FGV: Confiança Empresarial em abril cai 33,7 pontos, a menor da série histórica

O Índice de
Confiança Empresarial (ICE) caiu 33,7 pontos em abril ante março, para 55,8
pontos, informou nesta quinta-feira (30) a Fundação Getulio Vargas (FGV). O
resultado representa o menor nível da série histórica iniciada em 2001.
“A crise de saúde e seu reflexo sobre a economia levaram os índices de
confiança a despencar em abril. Chama atenção o fato de as expectativas em
relação aos três meses seguintes estarem ainda piores do que as avaliações
sobre a situação atual, num mês em que o nível de utilização da capacidade na
indústria recuou ao menor valor dos últimos 20 anos e em que boa parte dos
setores do comércio e de serviços estiveram de portas fechadas. Enquanto houver
esta combinação de nível de atividade extremamente baixo e de elevadas incertezas
quanto ao futuro, infelizmente, a confiança empresarial continuará muito
baixa”, ponderou Aloisio Campelo Júnior, superintendente de Estatísticas
Públicas do Instituto Brasileiro de Economia da FGV (Ibre/FGV), em nota
oficial.
O Índice de Confiança Empresarial reúne os dados das sondagens da Indústria,
Serviços, Comércio e Construção. O cálculo leva em conta os pesos proporcionais
à participação na economia dos setores investigados, com base em informações
extraídas das pesquisas estruturais anuais do Instituto Brasileiro de Geografia
e Estatística (IBGE). Segundo a FGV, o objetivo é que ICE permita uma avaliação
mais consistente sobre o ritmo da atividade econômica.
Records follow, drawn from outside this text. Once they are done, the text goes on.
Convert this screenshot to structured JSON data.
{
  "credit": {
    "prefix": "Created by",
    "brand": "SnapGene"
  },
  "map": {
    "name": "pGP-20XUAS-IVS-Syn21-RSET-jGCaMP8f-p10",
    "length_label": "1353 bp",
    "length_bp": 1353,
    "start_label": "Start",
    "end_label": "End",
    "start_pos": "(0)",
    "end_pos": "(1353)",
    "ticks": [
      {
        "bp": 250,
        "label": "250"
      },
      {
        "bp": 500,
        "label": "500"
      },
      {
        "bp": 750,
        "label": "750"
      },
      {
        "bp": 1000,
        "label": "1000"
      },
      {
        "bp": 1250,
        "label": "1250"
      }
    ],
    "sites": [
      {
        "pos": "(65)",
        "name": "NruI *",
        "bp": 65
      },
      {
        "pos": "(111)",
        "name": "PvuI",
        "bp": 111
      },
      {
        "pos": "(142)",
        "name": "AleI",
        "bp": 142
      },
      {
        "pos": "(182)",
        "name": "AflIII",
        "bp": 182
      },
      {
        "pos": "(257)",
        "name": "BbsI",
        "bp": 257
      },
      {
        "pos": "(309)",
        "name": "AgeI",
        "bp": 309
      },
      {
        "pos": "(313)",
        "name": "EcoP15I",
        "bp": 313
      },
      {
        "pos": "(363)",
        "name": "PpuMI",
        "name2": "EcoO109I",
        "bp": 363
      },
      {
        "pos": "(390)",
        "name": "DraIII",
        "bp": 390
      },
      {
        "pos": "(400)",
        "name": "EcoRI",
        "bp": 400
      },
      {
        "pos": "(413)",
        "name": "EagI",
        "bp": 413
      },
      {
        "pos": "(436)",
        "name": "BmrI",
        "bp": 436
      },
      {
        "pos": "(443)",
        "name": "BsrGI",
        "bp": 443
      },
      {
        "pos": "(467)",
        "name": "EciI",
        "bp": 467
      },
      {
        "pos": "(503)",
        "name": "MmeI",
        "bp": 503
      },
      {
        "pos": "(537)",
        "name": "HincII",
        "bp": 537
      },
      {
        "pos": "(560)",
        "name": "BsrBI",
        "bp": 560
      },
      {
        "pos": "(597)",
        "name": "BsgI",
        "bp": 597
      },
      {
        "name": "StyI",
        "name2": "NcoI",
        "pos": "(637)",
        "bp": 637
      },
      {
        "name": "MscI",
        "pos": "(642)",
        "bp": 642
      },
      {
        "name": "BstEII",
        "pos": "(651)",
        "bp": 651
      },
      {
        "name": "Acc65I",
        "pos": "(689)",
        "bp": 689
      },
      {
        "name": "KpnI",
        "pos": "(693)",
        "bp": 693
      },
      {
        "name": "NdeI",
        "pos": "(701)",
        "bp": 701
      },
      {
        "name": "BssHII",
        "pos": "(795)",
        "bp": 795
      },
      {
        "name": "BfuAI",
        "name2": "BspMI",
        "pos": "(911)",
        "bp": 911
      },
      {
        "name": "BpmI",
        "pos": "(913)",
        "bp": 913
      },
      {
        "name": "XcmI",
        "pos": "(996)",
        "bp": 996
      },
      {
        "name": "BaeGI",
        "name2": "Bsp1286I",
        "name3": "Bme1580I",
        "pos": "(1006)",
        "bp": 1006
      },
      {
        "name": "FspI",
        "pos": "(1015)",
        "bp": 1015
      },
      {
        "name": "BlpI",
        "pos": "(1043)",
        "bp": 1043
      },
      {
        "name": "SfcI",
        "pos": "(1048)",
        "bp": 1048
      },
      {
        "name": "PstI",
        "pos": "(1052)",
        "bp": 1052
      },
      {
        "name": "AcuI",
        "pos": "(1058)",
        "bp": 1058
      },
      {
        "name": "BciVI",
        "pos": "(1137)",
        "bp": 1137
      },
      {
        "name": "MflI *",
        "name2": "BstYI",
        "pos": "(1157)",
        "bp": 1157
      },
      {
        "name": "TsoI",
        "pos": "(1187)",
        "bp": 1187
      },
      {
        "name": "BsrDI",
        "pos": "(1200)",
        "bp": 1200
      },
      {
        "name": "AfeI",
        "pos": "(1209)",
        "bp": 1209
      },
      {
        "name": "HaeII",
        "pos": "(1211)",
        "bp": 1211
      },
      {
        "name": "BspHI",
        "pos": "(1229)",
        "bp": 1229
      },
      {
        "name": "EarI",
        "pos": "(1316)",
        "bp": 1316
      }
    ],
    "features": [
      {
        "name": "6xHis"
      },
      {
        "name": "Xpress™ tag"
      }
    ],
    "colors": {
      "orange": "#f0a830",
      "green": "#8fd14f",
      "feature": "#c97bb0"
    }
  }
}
O Índice da Situação Atual (ISA-E) recuou 30,4 pontos em abril, para 61,5
pontos, o menor patamar da série, puxado por uma forte insatisfação com o
momento atual da economia. O Índice de Expectativas (IE-E) encolheu 36,2
pontos, para 51,5 pontos, também o mais baixo já visto.
No IE-E, o componente de Demanda Prevista para os próximos três meses caiu a
36,9 pontos, enquanto o item que mede o Emprego Previsto para os três meses
seguintes recuou para 50,7 pontos. O componente de expectativas com a Situação
dos Negócios nos próximos seis meses diminuiu a 59,0 pontos.
Houve piora na confiança de todos os quatro grandes setores e 49 subsetores
pesquisados. As maiores perdas ocorreram nos setores da Indústria (-39,3
pontos) e Serviços (-31,7 pontos), seguidos por Comércio (-26,9 pontos) e
Construção (-25,8 pontos).
Em todos os setores houve deterioração tanto da situação atual quanto das
expectativas. A maior queda do ISA ocorreu no Comércio (-33,5 pontos), enquanto
a maior piora do IE foi a da Indústria (-46,6 pontos).
A coleta do Índice de Confiança Empresarial reuniu informações de 3.603 empresas
dos quatro setores entre os dias 1º e 27 de abril.